Dance of Desire has a darkly slinky trip-hop ambience, Karasick deviously referencing a half century or more worth of lyrics, from Wilson Pickett to Leonard Cohen as London’s trumpet teases the listener. Bind Me has a gorgeously brooding, contrapuntal Hasidic melody and a metaphorically loaded lyric: this Salome doesn’t like being restrained.
To introduce Johnny, Karasick sends a shout out to Jean Genet and other bad-boy figures before London’s balmy trumpet and tersely circling, uneasy piano enter the picture. Martyrology, a grisly chronicle of Jewish mystics tortured and murdered over the years, makes a chilling contrast, followed by a haunting, Middle Eastern and Indian-tinged interlude from London that brings to mind Ibrahim Maalouf.

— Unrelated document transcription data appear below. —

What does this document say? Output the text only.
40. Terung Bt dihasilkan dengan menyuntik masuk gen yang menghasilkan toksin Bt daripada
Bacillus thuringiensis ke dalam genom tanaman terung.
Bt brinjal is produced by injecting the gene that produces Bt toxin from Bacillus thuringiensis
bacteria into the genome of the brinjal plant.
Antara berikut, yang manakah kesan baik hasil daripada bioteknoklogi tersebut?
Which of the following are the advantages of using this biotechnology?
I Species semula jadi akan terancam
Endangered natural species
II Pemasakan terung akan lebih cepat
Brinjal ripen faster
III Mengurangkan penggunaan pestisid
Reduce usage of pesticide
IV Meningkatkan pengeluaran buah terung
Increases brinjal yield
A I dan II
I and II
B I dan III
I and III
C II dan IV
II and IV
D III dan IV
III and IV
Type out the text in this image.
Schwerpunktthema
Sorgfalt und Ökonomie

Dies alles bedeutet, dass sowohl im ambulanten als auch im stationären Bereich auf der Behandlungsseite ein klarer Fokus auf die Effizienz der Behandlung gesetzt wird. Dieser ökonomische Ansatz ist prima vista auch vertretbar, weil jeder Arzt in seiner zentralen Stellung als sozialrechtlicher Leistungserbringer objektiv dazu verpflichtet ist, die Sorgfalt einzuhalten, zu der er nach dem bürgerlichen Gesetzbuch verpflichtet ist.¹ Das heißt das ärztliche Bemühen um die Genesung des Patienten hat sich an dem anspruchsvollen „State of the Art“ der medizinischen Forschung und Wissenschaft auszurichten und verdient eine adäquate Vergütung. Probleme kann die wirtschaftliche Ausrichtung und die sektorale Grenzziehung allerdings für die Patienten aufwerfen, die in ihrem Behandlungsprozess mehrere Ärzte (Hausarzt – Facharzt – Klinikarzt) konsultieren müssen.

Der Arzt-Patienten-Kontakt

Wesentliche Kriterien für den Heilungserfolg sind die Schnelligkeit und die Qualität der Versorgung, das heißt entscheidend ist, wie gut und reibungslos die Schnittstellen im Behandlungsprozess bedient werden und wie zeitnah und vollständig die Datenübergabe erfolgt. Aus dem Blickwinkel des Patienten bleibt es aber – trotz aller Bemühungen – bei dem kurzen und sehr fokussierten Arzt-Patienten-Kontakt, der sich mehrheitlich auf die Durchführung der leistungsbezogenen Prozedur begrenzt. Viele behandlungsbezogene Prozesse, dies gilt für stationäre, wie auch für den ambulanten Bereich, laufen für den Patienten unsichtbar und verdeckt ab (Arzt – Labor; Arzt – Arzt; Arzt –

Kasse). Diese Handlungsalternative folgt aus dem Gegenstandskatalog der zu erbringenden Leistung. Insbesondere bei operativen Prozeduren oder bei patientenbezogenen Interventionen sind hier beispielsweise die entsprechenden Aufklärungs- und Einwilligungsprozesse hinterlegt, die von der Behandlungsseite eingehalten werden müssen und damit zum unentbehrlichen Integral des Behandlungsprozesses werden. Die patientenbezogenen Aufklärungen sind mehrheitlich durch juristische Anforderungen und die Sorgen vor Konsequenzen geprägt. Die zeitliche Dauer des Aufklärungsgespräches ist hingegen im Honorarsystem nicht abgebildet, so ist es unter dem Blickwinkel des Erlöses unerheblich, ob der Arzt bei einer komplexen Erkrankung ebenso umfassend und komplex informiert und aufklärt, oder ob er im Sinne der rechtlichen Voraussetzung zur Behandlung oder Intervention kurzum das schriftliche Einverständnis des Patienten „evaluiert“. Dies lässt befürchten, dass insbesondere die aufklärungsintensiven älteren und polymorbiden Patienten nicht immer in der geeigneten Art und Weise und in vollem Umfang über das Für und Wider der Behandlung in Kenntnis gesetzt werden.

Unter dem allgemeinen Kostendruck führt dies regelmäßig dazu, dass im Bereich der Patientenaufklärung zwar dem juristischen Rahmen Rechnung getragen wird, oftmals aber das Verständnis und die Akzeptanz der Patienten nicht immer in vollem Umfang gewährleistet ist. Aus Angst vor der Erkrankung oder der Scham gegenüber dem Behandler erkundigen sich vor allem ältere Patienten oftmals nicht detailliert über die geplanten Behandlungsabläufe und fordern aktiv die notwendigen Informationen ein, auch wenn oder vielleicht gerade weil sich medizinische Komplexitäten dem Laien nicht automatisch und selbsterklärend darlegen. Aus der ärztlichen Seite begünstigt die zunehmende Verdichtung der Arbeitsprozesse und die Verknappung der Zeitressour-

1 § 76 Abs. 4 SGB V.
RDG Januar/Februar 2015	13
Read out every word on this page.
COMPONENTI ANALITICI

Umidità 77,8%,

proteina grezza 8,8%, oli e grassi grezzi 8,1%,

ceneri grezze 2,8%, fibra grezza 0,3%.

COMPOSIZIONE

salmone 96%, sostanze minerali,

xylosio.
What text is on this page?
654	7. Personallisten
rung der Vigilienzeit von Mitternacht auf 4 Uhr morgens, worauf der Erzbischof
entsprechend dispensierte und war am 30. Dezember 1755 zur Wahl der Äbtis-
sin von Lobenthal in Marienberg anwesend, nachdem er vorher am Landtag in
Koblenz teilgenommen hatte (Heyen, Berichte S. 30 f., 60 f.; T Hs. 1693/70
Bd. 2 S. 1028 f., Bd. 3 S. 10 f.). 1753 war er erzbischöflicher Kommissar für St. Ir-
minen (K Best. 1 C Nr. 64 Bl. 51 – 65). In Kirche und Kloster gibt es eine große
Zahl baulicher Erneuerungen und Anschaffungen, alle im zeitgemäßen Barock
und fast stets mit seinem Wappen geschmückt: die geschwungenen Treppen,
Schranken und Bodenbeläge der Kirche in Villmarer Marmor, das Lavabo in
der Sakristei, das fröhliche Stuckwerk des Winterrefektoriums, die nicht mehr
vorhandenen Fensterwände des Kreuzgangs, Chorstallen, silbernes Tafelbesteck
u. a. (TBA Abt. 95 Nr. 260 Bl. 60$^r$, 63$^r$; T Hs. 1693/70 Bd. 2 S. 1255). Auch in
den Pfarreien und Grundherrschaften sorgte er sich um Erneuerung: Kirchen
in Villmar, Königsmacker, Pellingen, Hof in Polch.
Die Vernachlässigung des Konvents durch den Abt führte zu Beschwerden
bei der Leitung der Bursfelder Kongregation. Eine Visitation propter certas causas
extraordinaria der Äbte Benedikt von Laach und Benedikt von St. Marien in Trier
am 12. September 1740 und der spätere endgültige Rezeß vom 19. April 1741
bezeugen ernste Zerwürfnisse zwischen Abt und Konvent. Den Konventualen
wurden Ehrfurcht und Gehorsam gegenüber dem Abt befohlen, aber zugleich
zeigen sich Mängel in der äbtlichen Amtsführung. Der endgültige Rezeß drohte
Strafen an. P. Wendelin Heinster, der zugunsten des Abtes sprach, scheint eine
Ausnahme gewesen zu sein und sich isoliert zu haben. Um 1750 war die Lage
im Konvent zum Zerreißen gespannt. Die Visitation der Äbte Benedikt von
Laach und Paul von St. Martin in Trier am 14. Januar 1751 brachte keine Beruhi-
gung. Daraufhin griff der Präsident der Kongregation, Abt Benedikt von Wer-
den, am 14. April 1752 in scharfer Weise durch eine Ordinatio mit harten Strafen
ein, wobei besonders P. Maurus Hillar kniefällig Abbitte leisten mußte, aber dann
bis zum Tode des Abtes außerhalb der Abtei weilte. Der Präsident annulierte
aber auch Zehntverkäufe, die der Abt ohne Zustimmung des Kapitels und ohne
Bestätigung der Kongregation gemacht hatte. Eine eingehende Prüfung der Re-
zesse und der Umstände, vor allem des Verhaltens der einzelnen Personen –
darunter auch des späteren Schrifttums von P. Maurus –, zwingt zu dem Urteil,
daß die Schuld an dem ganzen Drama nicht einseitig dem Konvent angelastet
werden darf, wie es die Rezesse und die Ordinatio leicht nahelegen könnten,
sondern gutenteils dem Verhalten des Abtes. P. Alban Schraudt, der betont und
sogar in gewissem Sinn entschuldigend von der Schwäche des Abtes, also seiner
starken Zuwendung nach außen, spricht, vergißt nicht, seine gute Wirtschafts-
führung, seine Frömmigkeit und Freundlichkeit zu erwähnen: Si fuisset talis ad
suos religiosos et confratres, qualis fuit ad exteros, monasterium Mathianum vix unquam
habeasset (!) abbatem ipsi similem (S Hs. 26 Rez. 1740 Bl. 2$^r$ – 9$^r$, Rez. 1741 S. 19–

London returns to an anthemic mix of murky Ethiopiques and woozy psychedelia in Yes I Will Yes Say Yes. He shifts to the Middle Eastern freygish mode for the undulating Dance of the Seven Veils, part klezmer, part Palestinian shamstep, featuring an imploring vocal cameo by Manu Narayan . The group return to dusky, forlorn Ethiopian ambience to wind up the record with Kiss Thy Myth. Look for this one on the best albums of 2020 list here, scheduled for the end of the year.